De notre envoyée spéciale à Mogadiscio
A l'hôpital Madina, l'hôpital chirurgical de Mogadiscio, on inscrit tous les jours au feutre, sur un grand tableau, le nombre de consultations, le nombre d'hospitalisations et le nombre de blessés par balle. «Ils sont la majorité», constate Ali Moalin Mohamed, administrateur de l'hôpital depuis sa réhabilitation par le CICR, en 2000. Et pour chacun des blessés couchés dans les lits, il détaille : «celui-ci a reçu deux balles dans le ventre, des miliciens qui voulaient lui voler son téléphone portable. Elle, elle vendait des marchandises sur le bord de la route. Elle a reçu une balle perdue au passage d'un convoi éthiopien. On ne sait pas s'ils ont tiré pour se défendre, ou s'ils ont seulement cru qu'ils étaient attaqués.»
(Photo Manu Pochez / RFI)
En ce moment, c'est plutôt calme. Mais depuis sept ans, les six chirurgiens de l'hôpital Madina n'arrêtent pas. Règlements de comptes, combats entre clans, brigandage. «Une nuit, se souvient Ali Moalin, on en a reçu 85 d'un coup...» Alors, lorsqu'on lui demande si il croit que cela va s'arrêter un jour, l'administrateur soupire. «On espère, on espère. Mais vous savez, ça fait seize ans que ça dure. Il va falloir que le gouvernement travaille très dur pour remettre de l'ordre».
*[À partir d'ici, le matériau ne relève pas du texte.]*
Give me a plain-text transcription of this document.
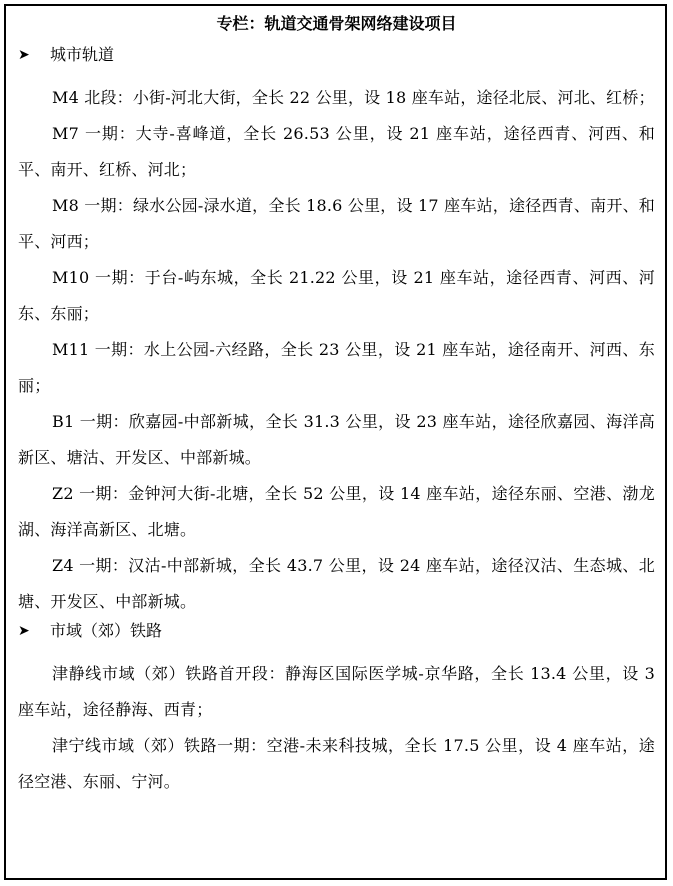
专栏：轨道交通骨架网络建设项目
➤	城市轨道
M4 北段：小街-河北大街，全长 22 公里，设 18 座车站，途径北辰、河北、红桥；
M7 一期：大寺-喜峰道，全长 26.53 公里，设 21 座车站，途径西青、河西、和平、南开、红桥、河北；
M8 一期：绿水公园-渌水道，全长 18.6 公里，设 17 座车站，途径西青、南开、和平、河西；
M10 一期：于台-屿东城，全长 21.22 公里，设 21 座车站，途径西青、河西、河东、东丽；
M11 一期：水上公园-六经路，全长 23 公里，设 21 座车站，途径南开、河西、东丽；
B1 一期：欣嘉园-中部新城，全长 31.3 公里，设 23 座车站，途径欣嘉园、海洋高新区、塘沽、开发区、中部新城。
Z2 一期：金钟河大街-北塘，全长 52 公里，设 14 座车站，途径东丽、空港、渤龙湖、海洋高新区、北塘。
Z4 一期：汉沽-中部新城，全长 43.7 公里，设 24 座车站，途径汉沽、生态城、北塘、开发区、中部新城。
➤	市域（郊）铁路
津静线市域（郊）铁路首开段：静海区国际医学城-京华路，全长 13.4 公里，设 3 座车站，途径静海、西青；
津宁线市域（郊）铁路一期：空港-未来科技城，全长 17.5 公里，设 4 座车站，途径空港、东丽、宁河。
«Pendant les Tribunaux islamiques, ce n’était pas comme ça»
Abdirahmane Dinari, le porte parole du gouvernement de transition, affirme que l'ordre règne dans 90 % de la ville. Vendredi soir pourtant, des combats à l'arme lourde ont secoué Mogadiscio pendant une dizaine de minutes. «Ce n'était rien, dit il, des miliciens qui ont lancé une grenade contre le mur de la présidence. Nous avons riposté. Mais ce sont juste des gens qui veulent faire croire que la situation est instable à Mogadiscio». Il ajoute pourtant que le gouvernement de transition a fait de la sécurité en ville une priorité. «Il y a deux millions et demi d'habitants ici. Nous avons les moyens de payer seulement mille policiers, alors qu'il en faudrait plus de dix mille. On a déjà demandé plus de dix fois à la communauté internationale de nous aider. S'ils veulent venir au secours de la Somalie, c'est maintenant qu'il faut le faire !»
(Photo Manu Pochez / RFI)
Et de fait, les habitants de Mogadiscio s'inquiètent de la détérioration de la sécurité. «Les voleurs sont revenus», déclare Aweys, professeur de français. «Ils sont revenus parce qu'ils n'ont peur de personne. Pendant les Tribunaux islamiques ce n'était pas comme ça. On pouvait utiliser les téléphones portables au marché. On pouvait même marcher dans la rue la nuit » Aujourd'hui, les opinions sont partagées. Les islamistes avaient interdit le qat, les cigarettes, le cinéma, mais ils avaient aussi découragé les voleurs.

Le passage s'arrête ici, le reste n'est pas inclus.